In classic twin studies, monozygotic twins share 100% of their genetic backgrounds, while dizygotic twins share only 50%.
19 It is also assumed that common environmental effects are 100% shared by members of both monozygotic and dizygotic pairs.
19 Based on these assumptions, the phenotypic variance is separated into additive genetic (A), common environmental (C), and unshared environmental (E) components. The A components represent the sum effect of all alleles, shared 100% within monozygotic twins and 50% within dizygotic twins. The C components represent environmental influences (e.g., diet and socioeconomic status) that are assumed to be shared 100% within both monozygotic and dizygotic twin pairs.
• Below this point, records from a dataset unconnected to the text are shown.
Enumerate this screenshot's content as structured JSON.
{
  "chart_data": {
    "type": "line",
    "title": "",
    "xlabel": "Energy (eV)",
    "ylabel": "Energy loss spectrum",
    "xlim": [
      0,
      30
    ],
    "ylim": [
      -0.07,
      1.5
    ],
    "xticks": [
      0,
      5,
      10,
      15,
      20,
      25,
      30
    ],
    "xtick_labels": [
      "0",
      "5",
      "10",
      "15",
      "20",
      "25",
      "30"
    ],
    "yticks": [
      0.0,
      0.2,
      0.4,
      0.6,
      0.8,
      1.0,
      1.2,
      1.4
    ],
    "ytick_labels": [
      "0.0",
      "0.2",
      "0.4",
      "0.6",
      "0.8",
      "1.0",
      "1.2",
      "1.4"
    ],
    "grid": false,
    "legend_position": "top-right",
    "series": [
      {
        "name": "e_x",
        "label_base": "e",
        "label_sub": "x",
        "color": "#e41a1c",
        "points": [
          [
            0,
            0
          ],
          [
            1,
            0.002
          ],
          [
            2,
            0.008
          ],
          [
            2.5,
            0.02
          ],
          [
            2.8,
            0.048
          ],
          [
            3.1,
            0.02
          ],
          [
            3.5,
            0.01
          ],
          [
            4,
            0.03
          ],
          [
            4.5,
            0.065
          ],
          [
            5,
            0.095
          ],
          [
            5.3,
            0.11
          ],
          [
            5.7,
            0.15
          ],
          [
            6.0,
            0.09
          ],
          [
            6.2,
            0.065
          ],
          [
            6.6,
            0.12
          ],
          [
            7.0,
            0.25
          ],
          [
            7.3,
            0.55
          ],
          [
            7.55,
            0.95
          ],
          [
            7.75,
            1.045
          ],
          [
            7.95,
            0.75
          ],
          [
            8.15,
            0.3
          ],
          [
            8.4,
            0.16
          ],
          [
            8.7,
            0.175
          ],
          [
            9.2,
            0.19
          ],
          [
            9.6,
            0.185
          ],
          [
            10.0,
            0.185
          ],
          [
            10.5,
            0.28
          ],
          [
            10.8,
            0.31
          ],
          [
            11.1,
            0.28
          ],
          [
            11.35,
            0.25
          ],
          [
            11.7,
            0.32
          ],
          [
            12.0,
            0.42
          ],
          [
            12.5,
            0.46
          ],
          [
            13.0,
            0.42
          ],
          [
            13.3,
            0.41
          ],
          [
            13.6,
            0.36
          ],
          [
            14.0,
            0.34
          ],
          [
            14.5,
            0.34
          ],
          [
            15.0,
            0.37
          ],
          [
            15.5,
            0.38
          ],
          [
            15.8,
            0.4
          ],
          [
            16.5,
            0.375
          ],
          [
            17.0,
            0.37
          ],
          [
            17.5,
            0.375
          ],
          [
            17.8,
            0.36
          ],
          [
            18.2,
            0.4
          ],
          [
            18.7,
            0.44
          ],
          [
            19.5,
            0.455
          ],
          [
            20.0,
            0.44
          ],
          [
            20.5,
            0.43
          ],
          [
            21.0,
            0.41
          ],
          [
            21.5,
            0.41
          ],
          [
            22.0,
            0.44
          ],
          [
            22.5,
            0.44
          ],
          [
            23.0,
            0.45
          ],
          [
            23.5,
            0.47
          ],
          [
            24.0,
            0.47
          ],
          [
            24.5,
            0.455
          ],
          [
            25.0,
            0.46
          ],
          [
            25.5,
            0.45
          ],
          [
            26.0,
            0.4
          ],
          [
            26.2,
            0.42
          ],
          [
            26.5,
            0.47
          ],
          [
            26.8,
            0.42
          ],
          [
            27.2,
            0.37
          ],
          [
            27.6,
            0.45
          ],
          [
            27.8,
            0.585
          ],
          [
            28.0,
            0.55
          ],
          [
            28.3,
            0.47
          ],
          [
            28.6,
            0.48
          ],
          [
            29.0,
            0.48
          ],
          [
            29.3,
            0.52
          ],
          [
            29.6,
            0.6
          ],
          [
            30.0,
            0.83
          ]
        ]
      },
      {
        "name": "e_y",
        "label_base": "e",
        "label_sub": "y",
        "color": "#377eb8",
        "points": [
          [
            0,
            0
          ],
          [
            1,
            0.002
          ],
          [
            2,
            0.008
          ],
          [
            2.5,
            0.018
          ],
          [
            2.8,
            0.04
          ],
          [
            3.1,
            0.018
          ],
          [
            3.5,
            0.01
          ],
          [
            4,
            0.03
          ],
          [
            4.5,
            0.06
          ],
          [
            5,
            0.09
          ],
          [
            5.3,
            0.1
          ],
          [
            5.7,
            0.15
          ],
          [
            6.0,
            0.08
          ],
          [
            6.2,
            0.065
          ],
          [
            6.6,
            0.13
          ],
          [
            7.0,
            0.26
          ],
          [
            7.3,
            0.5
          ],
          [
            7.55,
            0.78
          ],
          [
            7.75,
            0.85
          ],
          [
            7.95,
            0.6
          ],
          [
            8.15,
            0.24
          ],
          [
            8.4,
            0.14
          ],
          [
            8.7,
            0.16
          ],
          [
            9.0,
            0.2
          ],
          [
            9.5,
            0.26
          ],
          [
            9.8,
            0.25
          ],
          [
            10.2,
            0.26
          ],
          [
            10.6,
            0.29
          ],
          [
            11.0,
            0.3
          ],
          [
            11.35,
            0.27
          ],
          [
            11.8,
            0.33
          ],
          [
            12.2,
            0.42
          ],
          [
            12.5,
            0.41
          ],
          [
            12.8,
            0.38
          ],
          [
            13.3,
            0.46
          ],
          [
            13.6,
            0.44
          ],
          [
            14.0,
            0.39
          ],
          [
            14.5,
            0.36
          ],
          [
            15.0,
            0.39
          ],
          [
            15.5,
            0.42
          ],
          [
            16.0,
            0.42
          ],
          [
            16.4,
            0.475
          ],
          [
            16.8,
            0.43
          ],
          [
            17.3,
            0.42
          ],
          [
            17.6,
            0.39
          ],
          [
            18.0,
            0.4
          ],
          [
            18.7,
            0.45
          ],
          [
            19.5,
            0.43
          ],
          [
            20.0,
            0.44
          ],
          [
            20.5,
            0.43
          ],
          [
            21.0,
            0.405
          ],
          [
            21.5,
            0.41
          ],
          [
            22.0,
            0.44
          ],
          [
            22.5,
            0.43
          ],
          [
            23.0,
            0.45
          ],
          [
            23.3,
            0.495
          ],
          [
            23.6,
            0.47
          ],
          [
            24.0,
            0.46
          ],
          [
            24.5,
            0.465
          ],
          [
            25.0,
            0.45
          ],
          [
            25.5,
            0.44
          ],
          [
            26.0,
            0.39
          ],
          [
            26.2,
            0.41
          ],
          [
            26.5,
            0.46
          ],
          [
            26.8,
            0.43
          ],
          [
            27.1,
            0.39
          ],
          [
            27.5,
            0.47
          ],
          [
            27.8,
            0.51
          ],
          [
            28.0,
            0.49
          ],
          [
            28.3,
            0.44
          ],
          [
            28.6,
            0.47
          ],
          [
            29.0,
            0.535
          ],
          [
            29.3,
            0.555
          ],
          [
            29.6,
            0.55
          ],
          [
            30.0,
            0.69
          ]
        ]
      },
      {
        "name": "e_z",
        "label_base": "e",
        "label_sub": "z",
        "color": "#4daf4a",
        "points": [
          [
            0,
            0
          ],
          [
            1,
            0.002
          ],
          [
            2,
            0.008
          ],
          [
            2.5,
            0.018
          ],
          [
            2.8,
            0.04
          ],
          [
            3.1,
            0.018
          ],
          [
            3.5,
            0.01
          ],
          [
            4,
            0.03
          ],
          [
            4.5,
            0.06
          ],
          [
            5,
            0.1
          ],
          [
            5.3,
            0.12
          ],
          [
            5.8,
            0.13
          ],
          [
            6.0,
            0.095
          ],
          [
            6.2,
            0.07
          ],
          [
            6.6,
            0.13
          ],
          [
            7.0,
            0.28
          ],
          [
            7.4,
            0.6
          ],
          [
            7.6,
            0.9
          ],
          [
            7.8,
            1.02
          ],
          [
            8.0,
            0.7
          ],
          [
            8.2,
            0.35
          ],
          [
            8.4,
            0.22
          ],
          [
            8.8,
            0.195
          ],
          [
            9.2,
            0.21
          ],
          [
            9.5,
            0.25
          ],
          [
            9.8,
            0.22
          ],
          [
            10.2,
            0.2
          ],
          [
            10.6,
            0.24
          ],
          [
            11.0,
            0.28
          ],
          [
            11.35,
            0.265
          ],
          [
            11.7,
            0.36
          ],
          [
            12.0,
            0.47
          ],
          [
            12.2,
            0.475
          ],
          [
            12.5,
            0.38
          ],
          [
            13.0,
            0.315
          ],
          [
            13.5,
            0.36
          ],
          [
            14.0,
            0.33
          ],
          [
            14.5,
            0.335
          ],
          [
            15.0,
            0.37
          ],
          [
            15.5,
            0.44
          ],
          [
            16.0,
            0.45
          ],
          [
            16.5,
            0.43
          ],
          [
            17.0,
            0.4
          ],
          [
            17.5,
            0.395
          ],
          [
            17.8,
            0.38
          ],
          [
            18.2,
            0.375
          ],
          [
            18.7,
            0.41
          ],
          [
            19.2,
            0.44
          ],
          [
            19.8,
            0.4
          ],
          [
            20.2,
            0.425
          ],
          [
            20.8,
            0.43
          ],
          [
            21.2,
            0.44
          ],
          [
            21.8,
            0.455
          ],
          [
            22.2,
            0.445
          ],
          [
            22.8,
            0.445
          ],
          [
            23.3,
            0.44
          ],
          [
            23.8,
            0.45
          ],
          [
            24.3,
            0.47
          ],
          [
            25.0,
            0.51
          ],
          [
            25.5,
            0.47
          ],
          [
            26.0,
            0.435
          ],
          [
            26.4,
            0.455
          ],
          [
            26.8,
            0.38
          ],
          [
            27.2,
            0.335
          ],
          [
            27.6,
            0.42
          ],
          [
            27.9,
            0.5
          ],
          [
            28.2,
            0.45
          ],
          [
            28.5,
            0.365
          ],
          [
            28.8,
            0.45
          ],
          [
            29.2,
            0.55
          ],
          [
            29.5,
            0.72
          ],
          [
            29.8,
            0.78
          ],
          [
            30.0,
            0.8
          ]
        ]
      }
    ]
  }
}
The E components represent environmental exposures (e.g., accident, virus infection) or measurement errors unique to each member of a twin pair. Model fitting was performed using the Mx statistical program (
http://www.vcu.edu/mx). Reduced models were constructed by removing a specific parameter (A, C, or E), and then comparing the result with the full ACE model. Parameters were removed from the full model if the removal did not result in a significant deterioration of the model fit. The model with the lowest Akaike Information Criteria (AIC) was chosen as the best fitting one.
19
We then performed a multivariate genetic model fitting by constructing a Cholesky decomposition model with age correction. Age and the first set of factor loadings (i.e., A1, C1, and E1) have impacts on all the 4 phenotypes (MAP, BMI, retinal arteriolar caliber, and retinal venular caliber). The second set of factor loadings (i.e., A2, C2, and E2) has impacts on MAP, retinal arteriolar caliber, and retinal venular caliber, with the third set (i.e., A3, C3, and E3) on retinal arteriolar caliber and venular caliber, and the final set (i.e., A4, C4, and E4) on retinal venular caliber only. We performed genetic modeling analysis by removing each factor loading from the full Cholesky model, leading to a submodel with fewer parameters. The model with the lowest AIC reflects the best balance between goodness of fit and parsimony. We also performed a power calculation by assuming that there are two phenotypes (for the first phenotype: A1 = 0.50, C1 = 0.05, E1 = 0.45; for the second phenotype: A2 = 0.65, C2 = 0.10, E2 = 0.25). Based on the current sample size, we would have a power of 98% to detect a significant genetic correlation and a power of 20% to detect a significant common environment correlation between the two phenotypes.